Cambrian-1 is a family of open-source, vision-centric multimodal large language models (MLLMs) designed for researchers and developers. It offers competitive performance against proprietary models like GPT-4V and Gemini-Pro, with a focus on efficient vision integration and a novel data engine for curated training data.
How It Works
Cambrian-1 utilizes a vision-centric design with a Spatial Vision Aggregator (SVA) module that connects frozen vision encoders to frozen LLMs. This approach allows for a smaller, fixed number of visual tokens, improving efficiency and performance. The models are trained in two stages: first, training the SVA connector, and then instruction tuning using the large-scale Cambrian-7M dataset.

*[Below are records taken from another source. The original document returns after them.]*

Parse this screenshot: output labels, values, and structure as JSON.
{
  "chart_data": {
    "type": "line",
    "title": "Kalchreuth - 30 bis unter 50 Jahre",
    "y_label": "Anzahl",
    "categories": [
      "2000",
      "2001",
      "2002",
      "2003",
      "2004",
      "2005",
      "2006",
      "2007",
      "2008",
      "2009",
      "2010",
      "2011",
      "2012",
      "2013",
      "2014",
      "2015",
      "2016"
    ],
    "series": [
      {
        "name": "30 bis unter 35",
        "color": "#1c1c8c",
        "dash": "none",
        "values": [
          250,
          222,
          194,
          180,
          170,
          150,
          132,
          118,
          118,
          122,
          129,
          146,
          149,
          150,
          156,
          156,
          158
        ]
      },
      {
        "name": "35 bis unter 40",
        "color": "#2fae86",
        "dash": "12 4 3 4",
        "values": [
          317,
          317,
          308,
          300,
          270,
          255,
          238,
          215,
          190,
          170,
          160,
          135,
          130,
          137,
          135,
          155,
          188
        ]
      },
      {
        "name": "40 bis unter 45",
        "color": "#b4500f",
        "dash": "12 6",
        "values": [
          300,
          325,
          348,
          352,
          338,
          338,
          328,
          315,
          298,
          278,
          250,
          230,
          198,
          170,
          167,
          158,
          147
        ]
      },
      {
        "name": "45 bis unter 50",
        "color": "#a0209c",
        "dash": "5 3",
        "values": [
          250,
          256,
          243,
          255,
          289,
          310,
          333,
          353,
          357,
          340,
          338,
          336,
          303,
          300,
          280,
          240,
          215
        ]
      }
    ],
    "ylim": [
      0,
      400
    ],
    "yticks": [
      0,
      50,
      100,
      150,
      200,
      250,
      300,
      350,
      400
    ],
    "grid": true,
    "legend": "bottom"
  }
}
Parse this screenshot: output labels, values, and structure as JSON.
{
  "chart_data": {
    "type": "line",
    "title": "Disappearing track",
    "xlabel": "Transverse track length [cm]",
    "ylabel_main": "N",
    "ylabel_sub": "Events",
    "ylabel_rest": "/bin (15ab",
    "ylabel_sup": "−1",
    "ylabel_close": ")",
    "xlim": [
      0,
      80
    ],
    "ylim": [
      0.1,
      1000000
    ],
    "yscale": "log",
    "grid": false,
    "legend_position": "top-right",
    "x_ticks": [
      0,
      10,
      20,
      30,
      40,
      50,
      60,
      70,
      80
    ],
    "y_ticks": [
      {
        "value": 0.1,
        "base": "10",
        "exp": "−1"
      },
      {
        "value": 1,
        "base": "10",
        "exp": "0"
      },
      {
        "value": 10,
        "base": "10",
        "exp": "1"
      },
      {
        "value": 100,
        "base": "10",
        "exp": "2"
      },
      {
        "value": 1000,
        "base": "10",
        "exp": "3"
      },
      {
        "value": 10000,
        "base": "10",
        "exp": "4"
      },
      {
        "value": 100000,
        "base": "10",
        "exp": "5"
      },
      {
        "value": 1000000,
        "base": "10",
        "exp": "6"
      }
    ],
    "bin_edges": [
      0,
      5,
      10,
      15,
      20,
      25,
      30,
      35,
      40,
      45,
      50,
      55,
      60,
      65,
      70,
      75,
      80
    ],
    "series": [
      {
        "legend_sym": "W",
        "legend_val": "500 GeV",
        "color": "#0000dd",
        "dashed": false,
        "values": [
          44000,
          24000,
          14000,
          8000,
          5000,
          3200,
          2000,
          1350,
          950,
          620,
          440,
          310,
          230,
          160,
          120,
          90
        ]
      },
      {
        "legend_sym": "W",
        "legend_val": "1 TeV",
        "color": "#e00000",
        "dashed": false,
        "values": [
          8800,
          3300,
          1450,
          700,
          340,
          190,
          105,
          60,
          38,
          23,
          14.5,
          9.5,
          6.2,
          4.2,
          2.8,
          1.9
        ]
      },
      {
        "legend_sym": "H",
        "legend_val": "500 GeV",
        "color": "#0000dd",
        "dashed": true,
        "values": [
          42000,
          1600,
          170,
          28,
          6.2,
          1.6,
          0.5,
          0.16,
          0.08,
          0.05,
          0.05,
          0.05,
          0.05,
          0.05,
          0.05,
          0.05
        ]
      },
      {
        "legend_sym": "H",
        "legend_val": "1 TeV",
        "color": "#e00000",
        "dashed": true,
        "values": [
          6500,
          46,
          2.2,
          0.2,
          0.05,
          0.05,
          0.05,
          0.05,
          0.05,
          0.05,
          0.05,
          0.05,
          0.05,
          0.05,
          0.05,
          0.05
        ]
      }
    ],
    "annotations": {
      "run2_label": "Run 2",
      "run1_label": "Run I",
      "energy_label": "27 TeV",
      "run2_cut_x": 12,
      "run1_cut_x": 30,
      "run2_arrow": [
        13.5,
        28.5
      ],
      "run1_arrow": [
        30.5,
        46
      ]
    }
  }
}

Quick Start & Requirements
- TPU Training:
pip install -e ".[tpu]"
, pip install torch~=2.2.0 torch_xla[tpu]~=2.2.0 -f https://storage.googleapis.com/libtpu-releases/index.html
- GPU Inference:
pip install ".[gpu]"
- Dependencies: Python 3.10, PyTorch, TorchXLA (for TPU).
- Models: Available on Hugging Face (8B, 13B, 34B).
- Demo: Gradio web UI and CLI inference are supported. See Demo Architecture for setup.
Highlighted Details
- Offers 8B, 13B, and 34B parameter models with competitive performance against leading proprietary MLLMs.
- Features a novel "Internet Data Engine" for collecting science-related visual instruction tuning data, increasing domain data by 400%.
- Introduces Cambrian-7M, a curated instruction tuning dataset, and addresses the "Answer Machine" phenomenon with system prompts.
- Supports training on TPUs (v4-512 minimum) and provides scripts for both TPU and upcoming GPU training.
Maintenance & Community
- Released on 09/09/24 with an MLLM evaluation suite (CV-Bench) on Huggingface.
- The project is associated with researchers from NYU, Meta AI, and Columbia University.
- Codebase is heavily inspired by LLaVA.
Licensing & Compatibility
- The project itself does not impose additional constraints beyond the original licenses of the datasets and base language models used (e.g., Llama community license for LLaMA-3, Vicuna-1.5 license). Users must comply with all applicable terms.
Limitations & Caveats
- GPU training scripts are noted as "very soon" at the time of README release.
- SGLang worker setup for the 34B model is "coming soon."
- Users must ensure compliance with all underlying dataset and model licenses.